In Masemas Horde tänzelten Pferde nervös umher, weil ihre Reiter an den Zügeln zogen, brüllten Männer und fuchtelten mit Waffen herum, aber der Prophet selbst musterte die herannahenden Lanzenreiter und Bogenschützen ohne die geringste Gefühlsregung. Sie hätten genauso gut Vögel sein können, die von einem Ast zum nächsten hüpften. Sein Geruch wirbelte wie verrückt, veränderte sich um keinen Hauch.

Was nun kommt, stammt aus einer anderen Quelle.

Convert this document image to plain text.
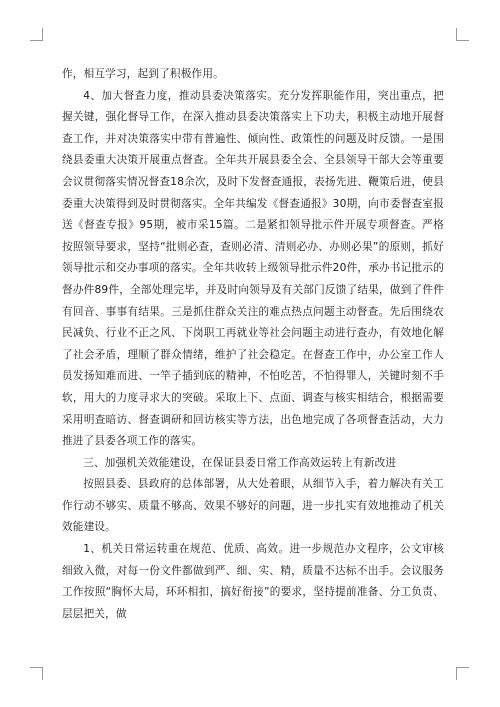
作，相互学习，起到了积极作用。

4、加大督查力度，推动县委决策落实。充分发挥职能作用，突出重点，把握关键，强化督导工作，在深入推动县委决策落实上下功夫，积极主动地开展督查工作，并对决策落实中带有普遍性、倾向性、政策性的问题及时反馈。一是围绕县委重大决策开展重点督查。全年共开展县委全会、全县领导干部大会等重要会议贯彻落实情况督查18余次，及时下发督查通报，表扬先进、鞭策后进，使县委重大决策得到及时贯彻落实。全年共编发《督查通报》30期，向市委督查室报送《督查专报》95期，被市采15篇。二是紧扣领导批示件开展专项督查。严格按照领导要求，坚持“批则必查，查则必清、清则必办、办则必果”的原则，抓好领导批示和交办事项的落实。全年共收转上级领导批示件20件，承办书记批示的督办件89件，全部处理完毕，并及时向领导及有关部门反馈了结果，做到了件件有回音、事事有结果。三是抓住群众关注的难点热点问题主动督查。先后围绕农民减负、行业不正之风、下岗职工再就业等社会问题主动进行查办，有效地化解了社会矛盾，理顺了群众情绪，维护了社会稳定。在督查工作中，办公室工作人员发扬知难而进、一竿子插到底的精神，不怕吃苦，不怕得罪人，关键时刻不手软，用大的力度寻求大的突破。采取上下、点面、调查与核实相结合，根据需要采用明查暗访、督查调研和回访核实等方法，出色地完成了各项督查活动，大力推进了县委各项工作的落实。

三、加强机关效能建设，在保证县委日常工作高效运转上有新改进

按照县委、县政府的总体部署，从大处着眼，从细节入手，着力解决有关工作行动不够实、质量不够高、效果不够好的问题，进一步扎实有效地推动了机关效能建设。

1、机关日常运转重在规范、优质、高效。进一步规范办文程序，公文审核细致入微，对每一份文件都做到严、细、实、精，质量不达标不出手。会议服务工作按照“胸怀大局，环环相扣，搞好衔接”的要求，坚持提前准备、分工负责、层层把关，做
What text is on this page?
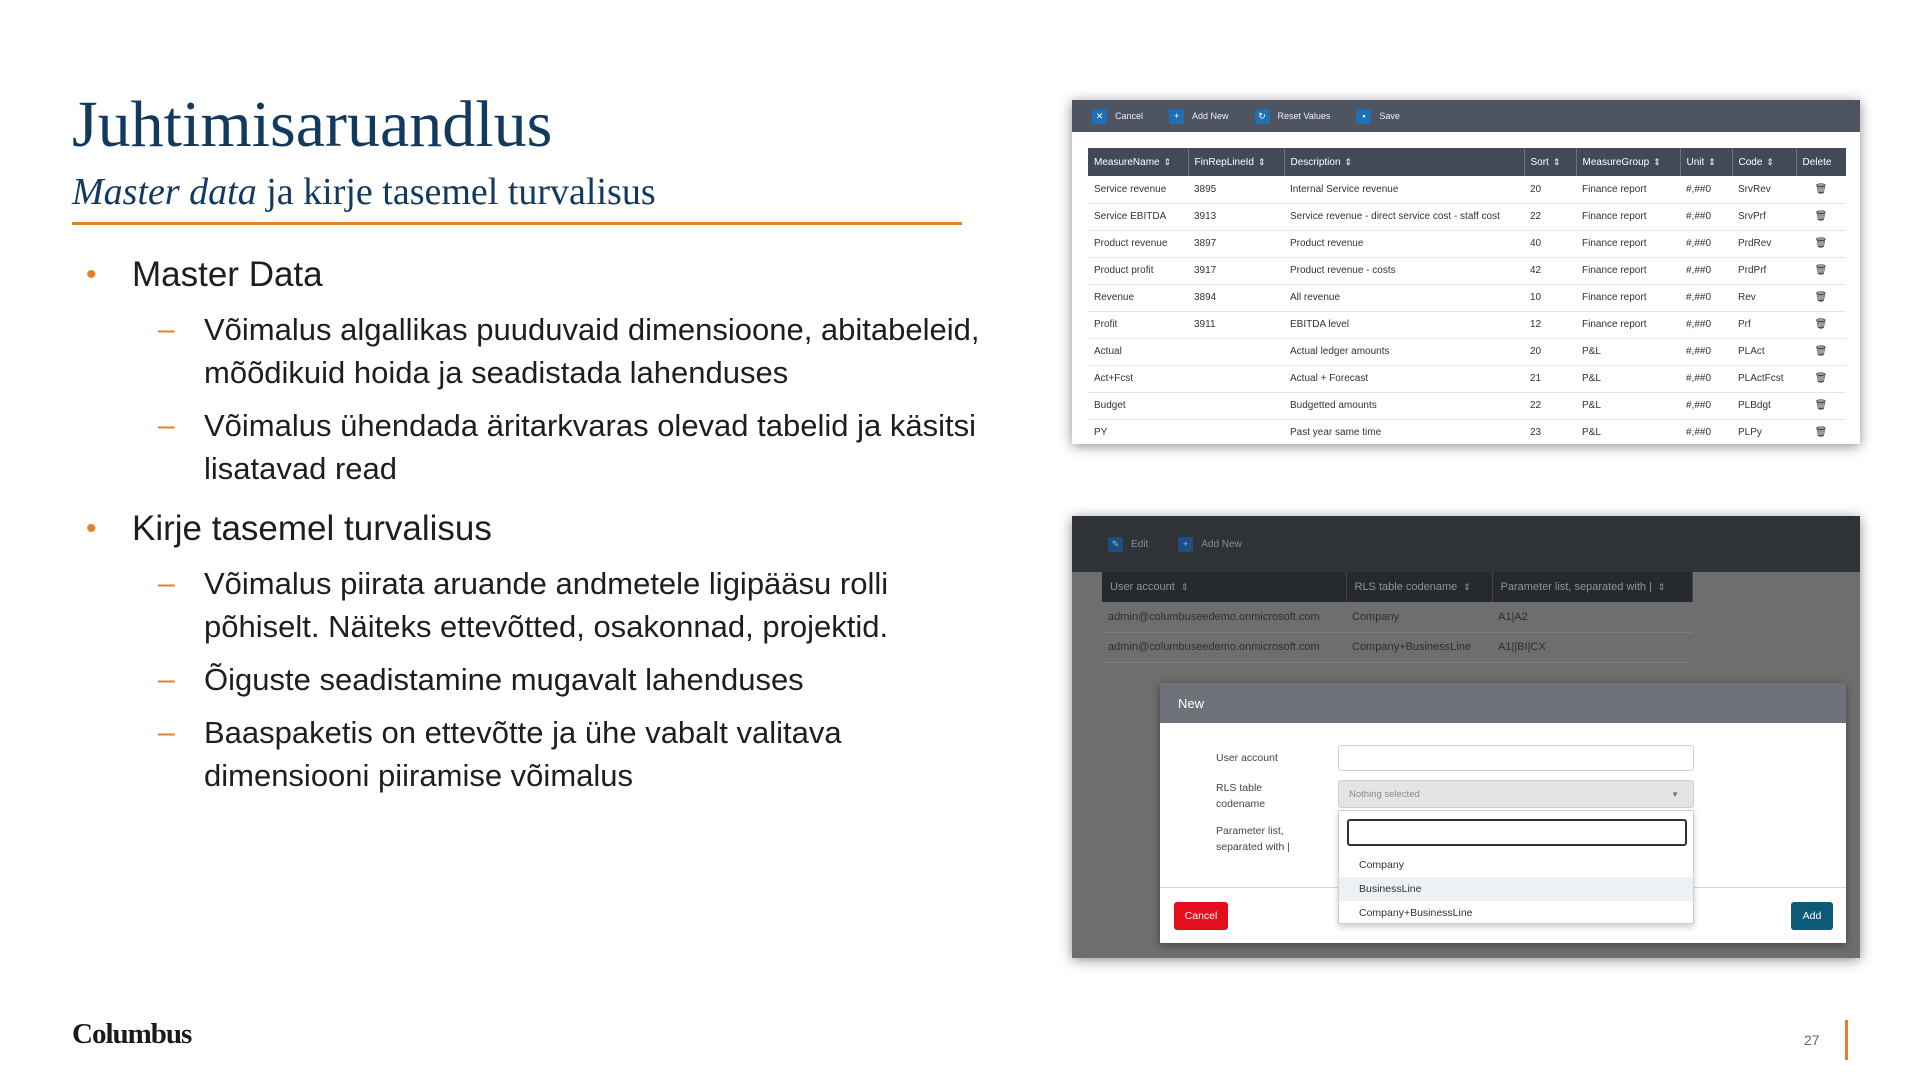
Juhtimisaruandlus
Master data ja kirje tasemel turvalisus
• Master Data
– Võimalus algallikas puuduvaid dimensioone, abitabeleid, mõõdikuid hoida ja seadistada lahenduses
– Võimalus ühendada äritarkvaras olevad tabelid ja käsitsi lisatavad read
• Kirje tasemel turvalisus
– Võimalus piirata aruande andmetele ligipääsu rolli põhiselt. Näiteks ettevõtted, osakonnad, projektid.
– Õiguste seadistamine mugavalt lahenduses
– Baaspaketis on ettevõtte ja ühe vabalt valitava dimensiooni piiramise võimalus
✕	Cancel	+	Add New	↻	Reset Values	▪	Save
MeasureName ⇕	FinRepLineId ⇕	Description ⇕	Sort ⇕	MeasureGroup ⇕	Unit ⇕	Code ⇕	Delete
Service revenue	3895	Internal Service revenue	20	Finance report	#,##0	SrvRev	🗑
Service EBITDA	3913	Service revenue - direct service cost - staff cost	22	Finance report	#,##0	SrvPrf	🗑
Product revenue	3897	Product revenue	40	Finance report	#,##0	PrdRev	🗑
Product profit	3917	Product revenue - costs	42	Finance report	#,##0	PrdPrf	🗑
Revenue	3894	All revenue	10	Finance report	#,##0	Rev	🗑
Profit	3911	EBITDA level	12	Finance report	#,##0	Prf	🗑
Actual		Actual ledger amounts	20	P&L	#,##0	PLAct	🗑
Act+Fcst		Actual + Forecast	21	P&L	#,##0	PLActFcst	🗑
Budget		Budgetted amounts	22	P&L	#,##0	PLBdgt	🗑
PY		Past year same time	23	P&L	#,##0	PLPy	🗑
✎	Edit	+	Add New
User account ⇕	RLS table codename ⇕	Parameter list, separated with | ⇕
admin@columbuseedemo.onmicrosoft.com	Company	A1|A2
admin@columbuseedemo.onmicrosoft.com	Company+BusinessLine	A1||BI|CX
New
User account
RLS table
codename
Nothing selected	▼
Parameter list,
separated with |
Cancel	Add
Company
BusinessLine
Company+BusinessLine
Columbus	27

»Was getan wird, um dem Licht zu dienen, muss getan werden«, sagte er, als die Neuankömmlinge etwa zweihundert Schritte entfernt anhielten. Das war eine mühelose Reichweite für die Bogenschützen von den Zwei Flüssen, und Masema hatte Demonstrationen ihrer Kunst gesehen, aber er gab durch nichts zu erkennen, dass die breiten Pfeilspitzen möglicherweise auf sein Herz zielten. »Alles andere ist Abfall und Unrat. Vergesst das nie, Lord Perrin Goldauge. Alles andere ist Abfall und Unrat!«
Ohne ein weiteres Wort zu verlieren, riss er seinen Fuchs herum und ritt begleitet von Nengar und Bartu zu seinen wartenden Männern zurück und dann weiter, und alle drei trieben ihre Pferde ohne Rücksicht auf gebrochene Beine oder angeschlagene Köpfe an. Der Rest schloss sich ihnen an, eine Horde, die nach Süden strömte. Ein paar Männer aus der letzten Reihe hielten an, um eine schlaffe Gestalt unter dem verletzten Pferd hervorzuziehen und das Tier mit einem schnellen Dolchhieb von seinen Qualen zu befreien. Dann fingen sie mit dem Schlachten an. So viel Fleisch durfte man nicht umkommen lassen. Den Reiter ließen sie dort zurück, wo sie ihn hatten fallen lassen.